Jake Mandell

Love Songs For Machines
(Carpark)

It's perhaps the ultimate dilemma in art--once you successfully shake off the contrasts of your genre, effectively moving into the great unknown of the "avant-garde," what the hell do you do next? If you continue to produce work that conforms to some accepted definition of "experimental"--one being followed by every other member of your new future-looking fraternity--you end up churning out music more formulaic than your pop-minded former colleagues, only less appealing. The race to obscurity inevitably ends with someone bashing a badger wired with contact mics over a log and releasing it on a special-edition transparent seven-inch with a cover hand drawn by the "artist."

Or at least it has in techno.
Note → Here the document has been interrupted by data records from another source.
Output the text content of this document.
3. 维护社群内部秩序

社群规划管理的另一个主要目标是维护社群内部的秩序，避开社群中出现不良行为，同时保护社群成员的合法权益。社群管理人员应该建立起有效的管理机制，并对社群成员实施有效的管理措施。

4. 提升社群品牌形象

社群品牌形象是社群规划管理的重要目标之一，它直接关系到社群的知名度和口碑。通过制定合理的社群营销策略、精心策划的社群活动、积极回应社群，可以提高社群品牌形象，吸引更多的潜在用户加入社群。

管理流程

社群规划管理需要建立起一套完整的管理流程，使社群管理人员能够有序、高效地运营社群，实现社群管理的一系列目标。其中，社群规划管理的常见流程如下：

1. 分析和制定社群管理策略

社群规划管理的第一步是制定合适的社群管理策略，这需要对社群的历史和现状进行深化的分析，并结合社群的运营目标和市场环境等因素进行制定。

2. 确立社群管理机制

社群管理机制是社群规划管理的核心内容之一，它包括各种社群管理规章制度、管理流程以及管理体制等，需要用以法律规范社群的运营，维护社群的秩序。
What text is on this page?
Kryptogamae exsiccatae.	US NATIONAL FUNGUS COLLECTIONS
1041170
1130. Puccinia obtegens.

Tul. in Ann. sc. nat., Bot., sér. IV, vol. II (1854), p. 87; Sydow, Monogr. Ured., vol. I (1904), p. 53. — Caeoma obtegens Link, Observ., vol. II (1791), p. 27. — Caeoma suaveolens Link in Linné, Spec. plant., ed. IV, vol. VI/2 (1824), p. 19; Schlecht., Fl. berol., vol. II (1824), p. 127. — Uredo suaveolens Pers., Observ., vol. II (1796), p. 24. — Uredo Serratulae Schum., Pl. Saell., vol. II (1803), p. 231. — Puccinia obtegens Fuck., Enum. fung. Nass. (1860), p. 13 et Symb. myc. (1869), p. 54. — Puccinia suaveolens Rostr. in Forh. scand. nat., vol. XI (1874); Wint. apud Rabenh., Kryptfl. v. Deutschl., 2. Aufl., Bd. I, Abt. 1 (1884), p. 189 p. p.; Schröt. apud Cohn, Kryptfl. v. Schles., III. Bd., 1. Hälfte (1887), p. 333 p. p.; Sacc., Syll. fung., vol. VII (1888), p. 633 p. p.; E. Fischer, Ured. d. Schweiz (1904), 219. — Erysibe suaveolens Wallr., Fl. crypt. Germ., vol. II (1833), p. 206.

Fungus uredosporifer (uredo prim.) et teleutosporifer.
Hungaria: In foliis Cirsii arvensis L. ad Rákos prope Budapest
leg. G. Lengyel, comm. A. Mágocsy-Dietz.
Jake Mandell, a Minneapolis native living in techno's current world headquarters, Berlin, started his electronic music career dashing out to its frontier as quickly as possible. With a background in classical music, he was uninterested in the strict formal constraints of purist techno: a metronomic bass drum line, an interlocking pattern of straightforward grooves that incites dancing, the exclusive use of analog music machines. His debut full-length, Parallel Processes, flouted those conventions at every turn--he used a computer, so the sounds were unmistakably digital and the fractured beats skittered about, refusing to settle in the orthodox 4/4 time-signature structure of techno.

But as evidenced by more prominent computer music cosmonauts such as England's Autechre, such outer-fringe explorations can become impenetrable to all but the artists themselves and a small coterie of listeners with the dancing inclinations of John Ashcroft. Perhaps Mandell saw this wall approaching, because Love Songs for Machines sees him turning back and playing with the traditions of the music he started in but never really adhered to himself. Here, the changes in each song unfold more slowly and subtly, and the rhythms evoke more immediate visceral reaction. The sound palette is still computer-rendered, so he gets a range of melody well outside the one offered by the usual synthesizer suspects. Making music that moves bodies, it turns out, requires a compositional sophistication that is worthy of an avant-gardist's attention--and the result is an album that hovers between radical experientialism and inviting pop music.